= Ainna Fawcett-Henesy =

Irish nurse and civil servant

Ainna Fawcett-Hennesey is an Irish nurse who is a Fellow of the Royal College of Nursing in the UK.

== Education ==
Born in Limerick, Ireland in 1946, Fawcett-Henesy completed secondary school at Scoil Carmel. After graduating, she was offered a job at the Regional Hospital Limerick.

She travelled to Coventry in England to begin training as a nurse. After an early experience of working alongside a senior health visitor, she decided to become a public health nurse. She completed her nursing education at the Royal College of Nursing.

== Career ==
Fawcett-Hennesey worked as a public health nurse starting in the 1960s.

By 1986, she had developed the concepts of nurse prescribing and quality circles. She had realized the contribution that nurses practitioners could make to primary care, developing a training programme whilst at the Royal College of Nursing. Despite some setbacks, she put her ideas into practice in Ealing and South East Thames in London. Her concepts were submitted through the RCN to the Cumberlege Review and influenced the final Report in 1987.

She became the primary care adviser to the Royal College of Nursing in 1988, the Chief Nurse/Director of Quality at Ealing Health Authority, and the Regional Director of Nursing and Director of Quality at the South East Thames Regional Health Authority. She was seconded to the Department of Health, which included working part-time on London’s health care reforms.

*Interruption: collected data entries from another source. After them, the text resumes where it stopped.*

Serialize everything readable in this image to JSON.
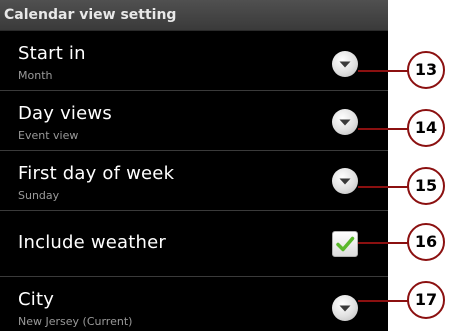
{
  "header": {
    "title": "Calendar view setting"
  },
  "rows": [
    {
      "title": "Start in",
      "subtitle": "Month",
      "control": "dropdown-icon",
      "callout": "13"
    },
    {
      "title": "Day views",
      "subtitle": "Event view",
      "control": "dropdown-icon",
      "callout": "14"
    },
    {
      "title": "First day of week",
      "subtitle": "Sunday",
      "control": "dropdown-icon",
      "callout": "15"
    },
    {
      "title": "Include weather",
      "subtitle": "",
      "control": "checkbox-checked",
      "checked": true,
      "callout": "16"
    },
    {
      "title": "City",
      "subtitle": "New Jersey (Current)",
      "control": "dropdown-icon",
      "callout": "17"
    }
  ],
  "colors": {
    "panel_background": "#000000",
    "callout_border": "#8b1010",
    "check_mark": "#5ab82b"
  }
}
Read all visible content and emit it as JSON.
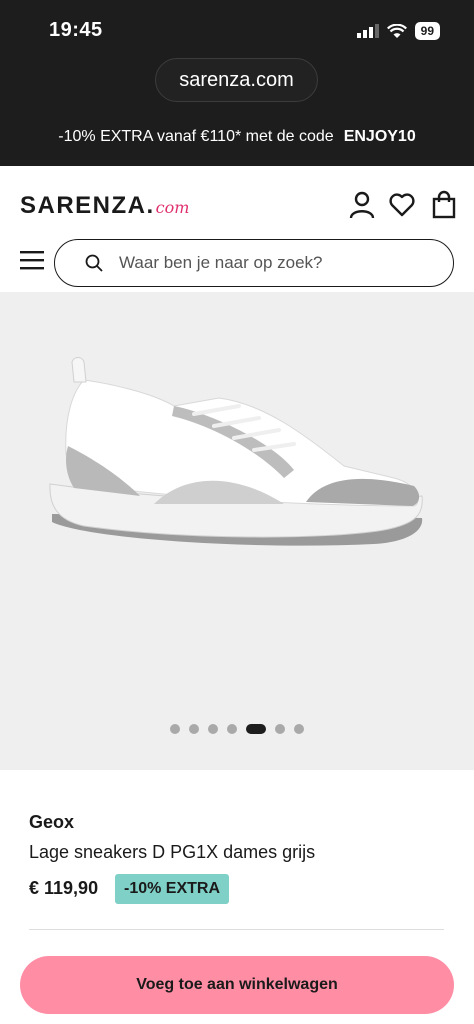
{
  "status_bar": {
    "time": "19:45",
    "battery": "99"
  },
  "browser": {
    "url": "sarenza.com"
  },
  "promo": {
    "text": "-10% EXTRA vanaf €110* met de code",
    "code": "ENJOY10"
  },
  "header": {
    "logo_main": "SARENZA.",
    "logo_suffix": "com",
    "search_placeholder": "Waar ben je naar op zoek?"
  },
  "gallery": {
    "image_count": 7,
    "active_index": 4
  },
  "product": {
    "brand": "Geox",
    "name": "Lage sneakers D PG1X dames grijs",
    "price": "€ 119,90",
    "discount_badge": "-10% EXTRA"
  },
  "cart_button_label": "Voeg toe aan winkelwagen",
  "colors": {
    "dark_bar": "#1d1d1d",
    "accent_pink": "#e0306f",
    "cart_button": "#ff8ea5",
    "badge": "#7fd1c8"
  }
}
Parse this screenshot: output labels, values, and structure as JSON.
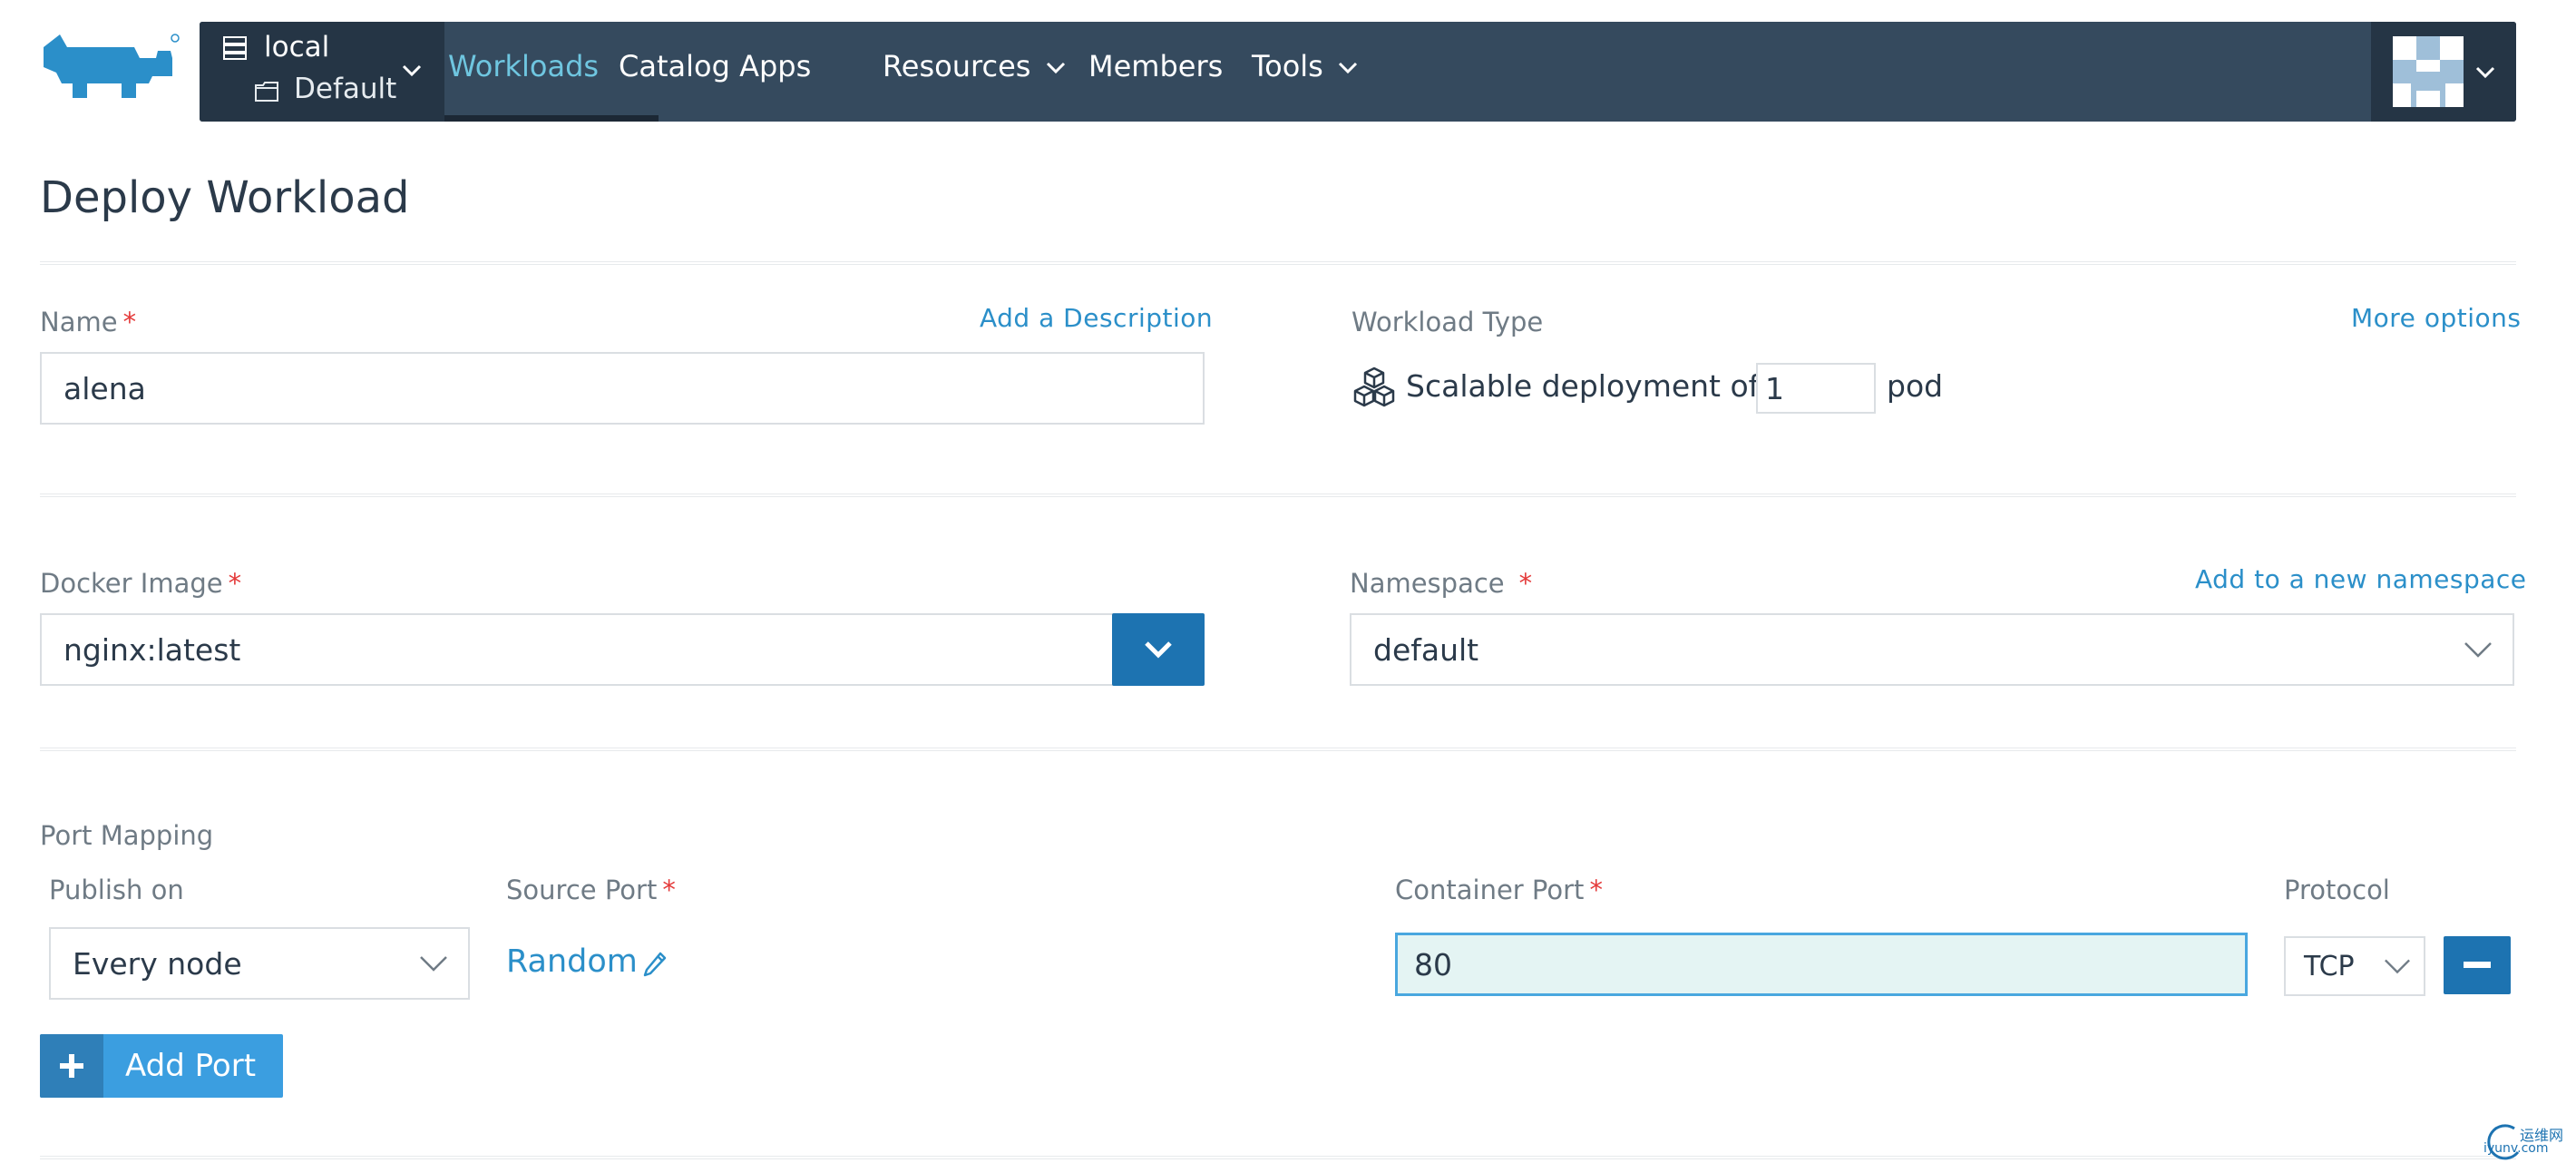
{
  "header": {
    "cluster_name": "local",
    "project_name": "Default",
    "nav": [
      {
        "label": "Workloads",
        "active": true
      },
      {
        "label": "Catalog Apps"
      },
      {
        "label": "Resources",
        "dropdown": true
      },
      {
        "label": "Members"
      },
      {
        "label": "Tools",
        "dropdown": true
      }
    ],
    "logo_icon": "rancher-logo",
    "colors": {
      "navbar": "#354a5e",
      "active_link": "#6fc6e0",
      "accent": "#1d73b1"
    }
  },
  "page": {
    "title": "Deploy Workload"
  },
  "name_field": {
    "label": "Name",
    "required_mark": "*",
    "value": "alena",
    "add_description_link": "Add a Description"
  },
  "workload_type": {
    "label": "Workload Type",
    "more_options_link": "More options",
    "prefix": "Scalable deployment of",
    "pods_value": "1",
    "suffix": "pod"
  },
  "docker_image": {
    "label": "Docker Image",
    "required_mark": "*",
    "value": "nginx:latest"
  },
  "namespace": {
    "label": "Namespace",
    "required_mark": "*",
    "add_link": "Add to a new namespace",
    "value": "default"
  },
  "port_mapping": {
    "section_label": "Port Mapping",
    "publish_on_label": "Publish on",
    "publish_on_value": "Every node",
    "source_port_label": "Source Port",
    "source_port_required": "*",
    "source_port_value": "Random",
    "container_port_label": "Container Port",
    "container_port_required": "*",
    "container_port_value": "80",
    "protocol_label": "Protocol",
    "protocol_value": "TCP",
    "add_port_button": "Add Port"
  },
  "watermark": {
    "line1": "运维网",
    "line2": "iyunv.com"
  }
}
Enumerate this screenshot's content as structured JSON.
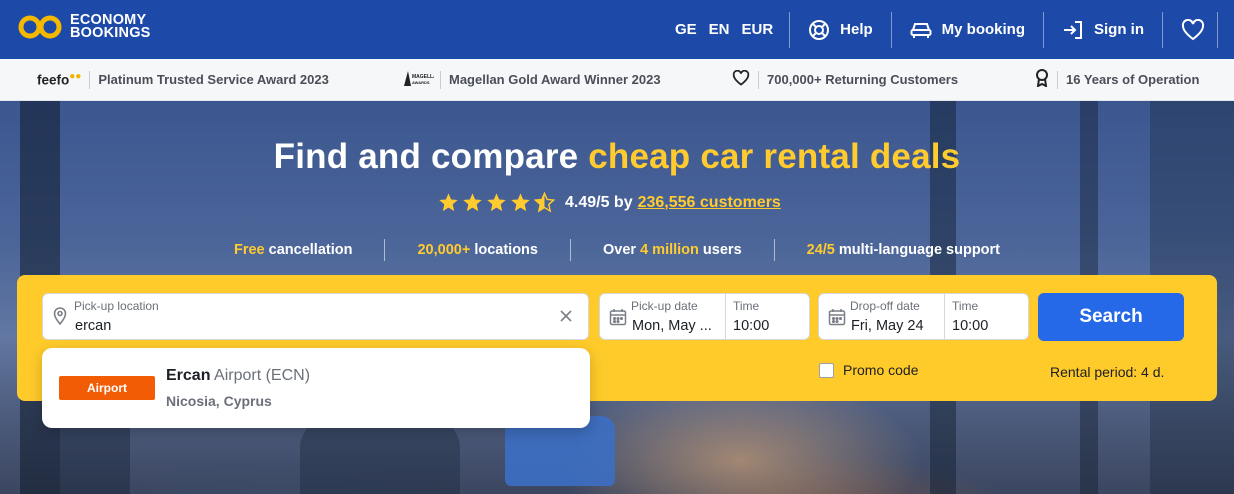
{
  "header": {
    "logo_line1": "ECONOMY",
    "logo_line2": "BOOKINGS",
    "languages": [
      "GE",
      "EN",
      "EUR"
    ],
    "help_label": "Help",
    "my_booking_label": "My booking",
    "sign_in_label": "Sign in"
  },
  "trust_bar": {
    "feefo_logo": "feefo",
    "feefo_award": "Platinum Trusted Service Award 2023",
    "magellan_award": "Magellan Gold Award Winner 2023",
    "returning_customers": "700,000+ Returning Customers",
    "years": "16 Years of Operation"
  },
  "hero": {
    "title_start": "Find and compare ",
    "title_highlight": "cheap car rental deals",
    "rating_value": "4.49/5 by",
    "rating_customers": "236,556 customers",
    "rating_stars": 4.49,
    "features": [
      {
        "highlight": "Free",
        "text": " cancellation"
      },
      {
        "highlight": "20,000+",
        "text": " locations"
      },
      {
        "prefix": "Over ",
        "highlight": "4 million",
        "text": " users"
      },
      {
        "highlight": "24/5",
        "text": " multi-language support"
      }
    ]
  },
  "search": {
    "pickup_label": "Pick-up location",
    "pickup_value": "ercan",
    "pickup_date_label": "Pick-up date",
    "pickup_date_value": "Mon, May ...",
    "pickup_time_label": "Time",
    "pickup_time_value": "10:00",
    "dropoff_date_label": "Drop-off date",
    "dropoff_date_value": "Fri, May 24",
    "dropoff_time_label": "Time",
    "dropoff_time_value": "10:00",
    "search_button": "Search",
    "promo_label": "Promo code",
    "rental_period": "Rental period: 4 d."
  },
  "suggestion": {
    "badge": "Airport",
    "name_bold": "Ercan",
    "name_rest": " Airport (ECN)",
    "location": "Nicosia, Cyprus"
  },
  "colors": {
    "brand_blue": "#1d4aa8",
    "accent_yellow": "#ffcb2f",
    "search_blue": "#2568e8",
    "badge_orange": "#f25c05"
  }
}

She then moved to the World Health Organization in 1995 and subsequently became the Regional Adviser on Nursing and Midwifery for Europe. Whilst at WHO, she played a key role in the organization's work on health system reform.

After being appointed in 2001, she spent ten years in Copenhagen with the WHO, where she helped develop the European Strategy for Nursing and Midwifery Education as well as a research initiative on the potential of a role for family health nurses. She was responsible for organizing the first ever WHO European Ministerial conference on Nursing.

In 2005 a diagnosis of breast cancer forced Fawcett-Hennesey to retire early. Her treatment went well and she went into remission.

== Personal life ==
Fawcett-Hennesey is married to Clive. They have no children.

After her retirement, Fawcett-Hennesey returned to Ireland.

In 2015, she undertook a degree at the University of Limerick under Professor Joseph O'Connor in Creative Writing, eventually achieving her master’s degree.

== Accolades ==
She was made a Fellow of the Royal College of Nursing in 2004.

In 2018, on the 70th anniversary of the NHS, the Nursing Standard named her among the 70 most influential nurses who had helped to shape the NHS.